Lightweight Implicit Neural Network for Binaural Audio Synthesis
Xikun Lu, Fang Liu, Weizhi Shi, Jinqiu Sang
TL;DR
This paper tackles edge-device binaural audio synthesis by introducing Lite-INN, a lightweight two-stage framework that combines Time-Domain Warping (TDW) with an Implicit Binaural Corrector (IBC) to refine spectral details. The IBC expresses spectral corrections as a continuous function over spatio-temporal-frequency coordinates, using a compact MLP to predict a complex gain $G(t,f)$ that modulates STFT magnitudes and phases. Empirical results show Lite-INN achieves perceptual quality comparable to WaveNet while dramatically reducing parameters and compute relative to state-of-the-art baselines, enabling real-time, high-fidelity spatial audio on constrained devices. The approach highlights the viability of implicit neural representations for efficient, high-quality binaural synthesis and offers practical benefits for edge-device audio applications.
Abstract
High-fidelity binaural audio synthesis is crucial for immersive listening, but existing methods require extensive computational resources, limiting their edge-device application.

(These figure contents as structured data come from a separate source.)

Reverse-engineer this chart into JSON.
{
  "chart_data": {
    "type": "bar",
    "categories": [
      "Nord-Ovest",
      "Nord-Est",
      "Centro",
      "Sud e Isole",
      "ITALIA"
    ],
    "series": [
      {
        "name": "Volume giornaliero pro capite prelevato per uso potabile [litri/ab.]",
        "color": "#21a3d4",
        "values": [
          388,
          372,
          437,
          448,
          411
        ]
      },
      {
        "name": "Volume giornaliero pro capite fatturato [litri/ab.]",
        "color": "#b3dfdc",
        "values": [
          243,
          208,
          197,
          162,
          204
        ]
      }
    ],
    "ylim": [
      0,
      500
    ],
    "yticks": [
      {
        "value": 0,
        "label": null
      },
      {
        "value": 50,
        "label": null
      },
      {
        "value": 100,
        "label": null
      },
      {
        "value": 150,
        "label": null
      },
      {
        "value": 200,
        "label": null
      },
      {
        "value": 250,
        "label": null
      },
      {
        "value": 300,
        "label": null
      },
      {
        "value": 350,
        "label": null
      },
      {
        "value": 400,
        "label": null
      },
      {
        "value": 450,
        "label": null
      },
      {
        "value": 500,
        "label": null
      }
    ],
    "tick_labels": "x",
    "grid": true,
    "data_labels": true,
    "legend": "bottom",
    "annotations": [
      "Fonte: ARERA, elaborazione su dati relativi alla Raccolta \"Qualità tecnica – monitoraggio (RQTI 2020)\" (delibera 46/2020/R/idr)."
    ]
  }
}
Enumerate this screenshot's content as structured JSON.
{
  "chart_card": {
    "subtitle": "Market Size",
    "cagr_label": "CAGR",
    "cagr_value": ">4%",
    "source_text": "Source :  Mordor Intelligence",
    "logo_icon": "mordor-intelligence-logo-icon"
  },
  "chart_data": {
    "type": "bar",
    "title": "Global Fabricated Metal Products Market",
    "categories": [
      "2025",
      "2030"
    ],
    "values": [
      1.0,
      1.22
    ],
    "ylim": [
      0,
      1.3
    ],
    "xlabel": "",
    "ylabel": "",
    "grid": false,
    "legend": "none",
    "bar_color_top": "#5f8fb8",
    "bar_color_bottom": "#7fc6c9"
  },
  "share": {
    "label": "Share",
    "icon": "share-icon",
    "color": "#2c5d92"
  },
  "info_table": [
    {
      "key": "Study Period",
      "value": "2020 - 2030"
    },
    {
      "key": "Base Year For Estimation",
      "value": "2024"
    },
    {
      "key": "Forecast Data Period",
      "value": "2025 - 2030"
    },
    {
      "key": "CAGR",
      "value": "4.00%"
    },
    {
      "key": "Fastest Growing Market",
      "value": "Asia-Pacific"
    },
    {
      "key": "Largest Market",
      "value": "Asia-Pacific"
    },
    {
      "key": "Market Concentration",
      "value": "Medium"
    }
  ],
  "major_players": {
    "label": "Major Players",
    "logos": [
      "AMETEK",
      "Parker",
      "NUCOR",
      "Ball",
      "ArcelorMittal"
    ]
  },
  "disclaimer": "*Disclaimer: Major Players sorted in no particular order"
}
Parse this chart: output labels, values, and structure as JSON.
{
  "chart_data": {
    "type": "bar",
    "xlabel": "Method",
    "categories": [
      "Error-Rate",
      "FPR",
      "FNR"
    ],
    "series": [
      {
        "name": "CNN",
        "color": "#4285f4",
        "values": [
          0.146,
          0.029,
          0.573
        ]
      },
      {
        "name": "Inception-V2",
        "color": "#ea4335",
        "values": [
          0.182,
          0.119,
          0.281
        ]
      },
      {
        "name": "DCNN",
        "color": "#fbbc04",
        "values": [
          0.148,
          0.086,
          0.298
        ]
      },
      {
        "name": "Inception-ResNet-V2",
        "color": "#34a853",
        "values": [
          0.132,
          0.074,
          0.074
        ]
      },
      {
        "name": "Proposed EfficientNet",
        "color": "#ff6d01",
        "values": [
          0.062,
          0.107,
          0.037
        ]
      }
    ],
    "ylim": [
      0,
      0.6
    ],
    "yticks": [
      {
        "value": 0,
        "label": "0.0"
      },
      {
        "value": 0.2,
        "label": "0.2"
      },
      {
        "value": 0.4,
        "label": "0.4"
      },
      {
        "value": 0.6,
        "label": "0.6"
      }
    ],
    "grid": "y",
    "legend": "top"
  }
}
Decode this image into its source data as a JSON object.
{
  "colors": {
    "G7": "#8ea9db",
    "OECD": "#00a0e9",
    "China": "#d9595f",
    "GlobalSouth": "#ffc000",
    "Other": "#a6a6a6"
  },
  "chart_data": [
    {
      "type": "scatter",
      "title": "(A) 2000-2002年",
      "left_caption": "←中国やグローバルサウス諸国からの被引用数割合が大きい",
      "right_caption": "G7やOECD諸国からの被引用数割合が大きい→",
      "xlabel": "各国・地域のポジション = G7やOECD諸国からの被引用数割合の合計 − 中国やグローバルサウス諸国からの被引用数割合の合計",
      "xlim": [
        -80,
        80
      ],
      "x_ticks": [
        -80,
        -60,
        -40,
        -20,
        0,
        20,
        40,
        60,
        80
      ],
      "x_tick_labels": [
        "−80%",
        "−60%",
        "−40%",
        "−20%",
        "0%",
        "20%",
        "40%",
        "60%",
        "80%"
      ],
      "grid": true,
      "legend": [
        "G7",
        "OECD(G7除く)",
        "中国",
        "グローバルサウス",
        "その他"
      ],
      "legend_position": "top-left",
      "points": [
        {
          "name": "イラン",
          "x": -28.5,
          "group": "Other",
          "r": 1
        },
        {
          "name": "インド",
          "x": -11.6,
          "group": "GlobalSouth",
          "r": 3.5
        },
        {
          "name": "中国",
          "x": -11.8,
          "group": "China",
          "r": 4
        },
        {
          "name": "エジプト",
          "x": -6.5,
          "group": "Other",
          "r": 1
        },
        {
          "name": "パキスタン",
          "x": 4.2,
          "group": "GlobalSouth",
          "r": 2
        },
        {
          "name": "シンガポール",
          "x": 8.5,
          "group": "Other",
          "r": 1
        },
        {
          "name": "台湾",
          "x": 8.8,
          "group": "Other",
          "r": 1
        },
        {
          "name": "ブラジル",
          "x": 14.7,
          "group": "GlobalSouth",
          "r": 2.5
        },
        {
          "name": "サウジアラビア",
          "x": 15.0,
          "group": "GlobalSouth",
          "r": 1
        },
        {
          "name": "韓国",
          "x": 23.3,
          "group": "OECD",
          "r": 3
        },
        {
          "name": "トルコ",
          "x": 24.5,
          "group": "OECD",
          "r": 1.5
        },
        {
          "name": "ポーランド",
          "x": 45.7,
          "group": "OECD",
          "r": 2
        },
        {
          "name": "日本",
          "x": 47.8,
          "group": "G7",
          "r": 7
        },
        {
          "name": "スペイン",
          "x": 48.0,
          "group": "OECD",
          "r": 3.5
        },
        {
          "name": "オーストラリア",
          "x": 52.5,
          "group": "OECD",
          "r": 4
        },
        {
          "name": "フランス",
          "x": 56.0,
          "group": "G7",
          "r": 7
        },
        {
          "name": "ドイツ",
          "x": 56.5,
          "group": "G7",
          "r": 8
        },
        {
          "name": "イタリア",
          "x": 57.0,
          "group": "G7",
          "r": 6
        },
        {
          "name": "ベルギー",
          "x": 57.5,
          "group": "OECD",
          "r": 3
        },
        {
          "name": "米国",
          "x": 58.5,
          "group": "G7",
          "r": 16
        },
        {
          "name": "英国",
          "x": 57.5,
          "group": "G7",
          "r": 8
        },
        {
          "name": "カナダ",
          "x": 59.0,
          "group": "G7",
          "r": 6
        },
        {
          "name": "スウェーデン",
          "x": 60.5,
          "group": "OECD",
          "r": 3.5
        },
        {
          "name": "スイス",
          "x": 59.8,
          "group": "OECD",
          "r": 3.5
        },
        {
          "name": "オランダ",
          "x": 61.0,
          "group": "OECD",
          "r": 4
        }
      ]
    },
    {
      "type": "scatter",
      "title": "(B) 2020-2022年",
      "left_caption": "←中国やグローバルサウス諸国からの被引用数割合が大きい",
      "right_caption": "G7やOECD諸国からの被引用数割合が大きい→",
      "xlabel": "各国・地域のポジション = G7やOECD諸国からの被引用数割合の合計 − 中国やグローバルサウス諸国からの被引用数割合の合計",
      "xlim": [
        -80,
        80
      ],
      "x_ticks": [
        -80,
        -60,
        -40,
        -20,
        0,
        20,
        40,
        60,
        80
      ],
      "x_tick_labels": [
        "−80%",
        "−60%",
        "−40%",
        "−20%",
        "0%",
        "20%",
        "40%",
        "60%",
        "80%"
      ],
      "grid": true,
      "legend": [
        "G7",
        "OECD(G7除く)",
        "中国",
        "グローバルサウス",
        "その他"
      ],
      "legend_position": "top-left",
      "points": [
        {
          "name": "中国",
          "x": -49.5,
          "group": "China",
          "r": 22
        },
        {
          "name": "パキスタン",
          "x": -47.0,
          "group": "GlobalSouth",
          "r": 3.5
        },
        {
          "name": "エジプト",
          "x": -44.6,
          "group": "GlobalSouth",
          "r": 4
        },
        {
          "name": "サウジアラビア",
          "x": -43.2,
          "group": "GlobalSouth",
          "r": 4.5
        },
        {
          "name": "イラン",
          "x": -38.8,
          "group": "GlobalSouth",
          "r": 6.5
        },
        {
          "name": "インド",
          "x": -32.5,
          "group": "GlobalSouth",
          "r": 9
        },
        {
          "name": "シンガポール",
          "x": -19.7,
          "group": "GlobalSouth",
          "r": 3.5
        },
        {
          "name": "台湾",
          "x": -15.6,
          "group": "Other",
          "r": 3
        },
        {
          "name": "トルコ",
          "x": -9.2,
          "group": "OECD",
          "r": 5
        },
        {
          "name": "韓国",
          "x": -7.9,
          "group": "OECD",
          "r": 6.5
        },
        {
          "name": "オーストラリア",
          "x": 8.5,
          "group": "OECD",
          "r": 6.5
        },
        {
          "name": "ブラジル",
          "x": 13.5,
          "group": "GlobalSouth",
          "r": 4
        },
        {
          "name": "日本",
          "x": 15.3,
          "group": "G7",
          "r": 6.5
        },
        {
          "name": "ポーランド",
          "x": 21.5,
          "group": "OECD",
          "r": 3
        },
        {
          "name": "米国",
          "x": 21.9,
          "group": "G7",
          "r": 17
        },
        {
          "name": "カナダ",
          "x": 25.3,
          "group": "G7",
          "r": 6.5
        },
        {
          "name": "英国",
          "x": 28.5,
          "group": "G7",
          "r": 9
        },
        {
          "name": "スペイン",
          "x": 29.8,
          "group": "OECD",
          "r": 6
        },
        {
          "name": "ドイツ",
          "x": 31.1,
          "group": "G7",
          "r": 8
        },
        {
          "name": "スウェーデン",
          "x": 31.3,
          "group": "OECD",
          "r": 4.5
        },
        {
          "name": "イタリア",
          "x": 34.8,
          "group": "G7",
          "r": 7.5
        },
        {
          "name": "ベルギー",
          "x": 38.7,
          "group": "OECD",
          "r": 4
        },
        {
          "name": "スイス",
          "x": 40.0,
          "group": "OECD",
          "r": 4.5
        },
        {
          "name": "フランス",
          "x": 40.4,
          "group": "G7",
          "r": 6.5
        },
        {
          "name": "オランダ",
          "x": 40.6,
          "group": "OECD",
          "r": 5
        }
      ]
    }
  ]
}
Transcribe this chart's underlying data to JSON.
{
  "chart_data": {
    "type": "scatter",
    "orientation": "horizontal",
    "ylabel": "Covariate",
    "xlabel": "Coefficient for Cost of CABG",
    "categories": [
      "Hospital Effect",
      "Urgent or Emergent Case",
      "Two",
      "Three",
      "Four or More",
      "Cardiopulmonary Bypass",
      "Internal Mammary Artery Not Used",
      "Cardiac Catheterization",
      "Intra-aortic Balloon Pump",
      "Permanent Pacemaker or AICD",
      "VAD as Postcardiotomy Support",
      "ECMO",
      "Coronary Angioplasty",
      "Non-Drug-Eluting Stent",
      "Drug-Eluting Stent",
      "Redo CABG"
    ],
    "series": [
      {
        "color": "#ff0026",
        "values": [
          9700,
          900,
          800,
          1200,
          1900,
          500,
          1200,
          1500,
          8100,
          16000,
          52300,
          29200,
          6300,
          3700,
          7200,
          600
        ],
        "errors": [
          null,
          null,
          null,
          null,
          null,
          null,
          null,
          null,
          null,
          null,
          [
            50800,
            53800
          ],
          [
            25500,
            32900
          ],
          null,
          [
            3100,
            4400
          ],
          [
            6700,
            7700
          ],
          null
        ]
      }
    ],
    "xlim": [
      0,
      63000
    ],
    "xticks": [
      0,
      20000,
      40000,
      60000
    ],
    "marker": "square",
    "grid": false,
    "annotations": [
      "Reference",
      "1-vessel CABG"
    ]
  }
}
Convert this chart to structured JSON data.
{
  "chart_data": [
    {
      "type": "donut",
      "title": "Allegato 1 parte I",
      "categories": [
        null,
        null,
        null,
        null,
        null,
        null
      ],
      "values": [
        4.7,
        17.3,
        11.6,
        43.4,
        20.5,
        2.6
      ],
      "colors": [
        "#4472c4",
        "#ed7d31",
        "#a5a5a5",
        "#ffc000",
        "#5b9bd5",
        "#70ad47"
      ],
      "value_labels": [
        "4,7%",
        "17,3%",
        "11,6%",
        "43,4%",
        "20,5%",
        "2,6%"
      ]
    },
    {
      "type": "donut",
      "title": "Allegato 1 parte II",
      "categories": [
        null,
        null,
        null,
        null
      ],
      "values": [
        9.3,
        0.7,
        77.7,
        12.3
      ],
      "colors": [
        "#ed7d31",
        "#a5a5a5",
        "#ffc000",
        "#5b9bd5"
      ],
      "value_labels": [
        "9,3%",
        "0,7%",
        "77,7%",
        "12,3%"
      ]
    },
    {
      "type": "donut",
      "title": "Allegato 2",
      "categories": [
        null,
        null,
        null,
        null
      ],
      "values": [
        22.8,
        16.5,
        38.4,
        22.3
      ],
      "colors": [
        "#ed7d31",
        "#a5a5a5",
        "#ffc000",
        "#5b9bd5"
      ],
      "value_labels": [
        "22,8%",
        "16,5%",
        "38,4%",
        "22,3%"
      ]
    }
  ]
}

To address this, we propose the Lightweight Implicit Neural Network (Lite-INN), a novel two-stage framework. Lite-INN first generates initial estimates using a time-domain warping, which is then refined by an Implicit Binaural Corrector (IBC) module. IBC is an implicit neural network that predicts amplitude and phase corrections directly, resulting in a highly compact model architecture. Experimental results show that Lite-INN achieves statistically comparable perceptual quality to the best-performing baseline model while significantly improving computational efficiency. Compared to the previous state-of-the-art method (NFS), Lite-INN achieves a 72.7% reduction in parameters and requires significantly fewer compute operations (MACs). This demonstrates that our approach effectively addresses the trade-off between synthesis quality and computational efficiency, providing a new solution for high-fidelity edge-device spatial audio applications.